Supervised ML pipeline that classifies network and system logs as benign or malicious, combining a Random Forest classifier with anomaly scoring to flag intrusions in real time.
Built a dual-signal detection pipeline: a Random Forest classifier scores each flow against its training labels while an IsolationForest flags structurally anomalous records that fall outside the learned distribution — combining supervised accuracy with unsupervised coverage for unknown attack patterns.
Wrote parsers for two real-world log formats: CICIDS2017 CSV (with column-name whitespace, 'Infinity' string values in rate columns, and label normalization) and Suricata eve.json (both newline-delimited and JSON array), so the same trained model can run against captures from different toolchains without pre-processing.
Feature engineering separates numeric flow statistics (duration, packet counts, byte volumes, flow rates) from categorical protocol fields via a ColumnTransformer — StandardScaler on numerics, OneHotEncoder on categoricals — then feeds into a balanced-class Random Forest with parallelized training across all cores.
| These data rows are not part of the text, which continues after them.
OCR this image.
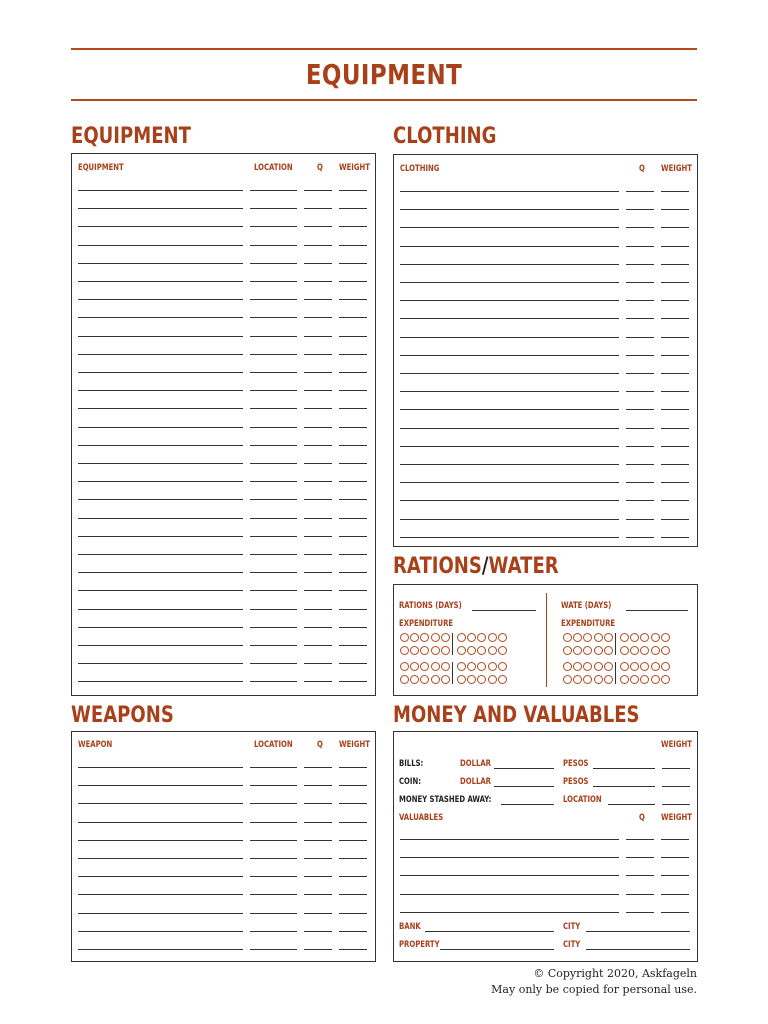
EQUIPMENT
EQUIPMENT
EQUIPMENT	LOCATION	Q WEIGHT
CLOTHING
CLOTHING	Q WEIGHT
RATIONS/WATER
RATIONS (DAYS)
EXPENDITURE
WATE (DAYS)
EXPENDITURE
WEAPONS
WEAPON	LOCATION	Q WEIGHT
MONEY AND VALUABLES
WEIGHT
BILLS:	DOLLAR	PESOS
COIN:	DOLLAR	PESOS
MONEY STASHED AWAY:	LOCATION
VALUABLES	Q WEIGHT
BANK	CITY
PROPERTY	CITY
© Copyright 2020, Askfageln
May only be copied for personal use.
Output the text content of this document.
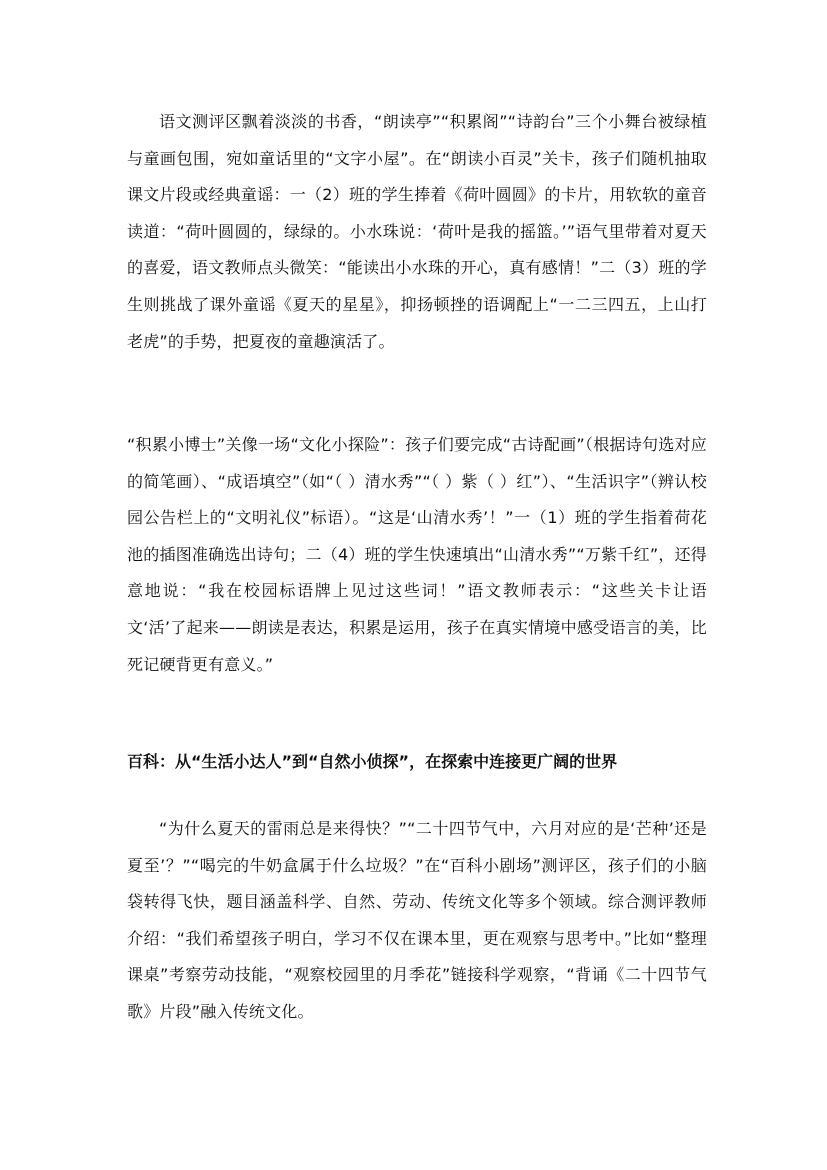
语文测评区飘着淡淡的书香，“朗读亭”“积累阁”“诗韵台”三个小舞台被绿植与童画包围，宛如童话里的“文字小屋”。在“朗读小百灵”关卡，孩子们随机抽取课文片段或经典童谣：一（2）班的学生捧着《荷叶圆圆》的卡片，用软软的童音读道：“荷叶圆圆的，绿绿的。小水珠说：‘荷叶是我的摇篮。’”语气里带着对夏天的喜爱，语文教师点头微笑：“能读出小水珠的开心，真有感情！”二（3）班的学生则挑战了课外童谣《夏天的星星》，抑扬顿挫的语调配上“一二三四五，上山打老虎”的手势，把夏夜的童趣演活了。

“积累小博士”关像一场“文化小探险”：孩子们要完成“古诗配画”（根据诗句选对应的简笔画）、“成语填空”（如“（ ）清水秀”“（ ）紫（ ）红”）、“生活识字”（辨认校园公告栏上的“文明礼仪”标语）。“这是‘山清水秀’！”一（1）班的学生指着荷花池的插图准确选出诗句；二（4）班的学生快速填出“山清水秀”“万紫千红”，还得意地说：“我在校园标语牌上见过这些词！”语文教师表示：“这些关卡让语文‘活’了起来——朗读是表达，积累是运用，孩子在真实情境中感受语言的美，比死记硬背更有意义。”

百科：从“生活小达人”到“自然小侦探”，在探索中连接更广阔的世界

“为什么夏天的雷雨总是来得快？”“二十四节气中，六月对应的是‘芒种’还是夏至’？”“喝完的牛奶盒属于什么垃圾？”在“百科小剧场”测评区，孩子们的小脑袋转得飞快，题目涵盖科学、自然、劳动、传统文化等多个领域。综合测评教师介绍：“我们希望孩子明白，学习不仅在课本里，更在观察与思考中。”比如“整理课桌”考察劳动技能，“观察校园里的月季花”链接科学观察，“背诵《二十四节气歌》片段”融入传统文化。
The CLI (`threatdetect train / predict / evaluate`) handles the full lifecycle: training with an 80/20 stratified split, serializing the model bundle and a metadata JSON with top-20 feature importances, and producing per-record threat probability reports in JSON for downstream alerting or SIEM ingestion.
Trained on 2,264,594 records from the CICIDS2017 dataset — covering DoS, DDoS, PortScan, Brute Force, Web Attacks, Infiltration, and Botnet traffic — and evaluated on a held-out 566,149 records: 99.33% accuracy, 98.96% F1-macro, 99.89% ROC-AUC.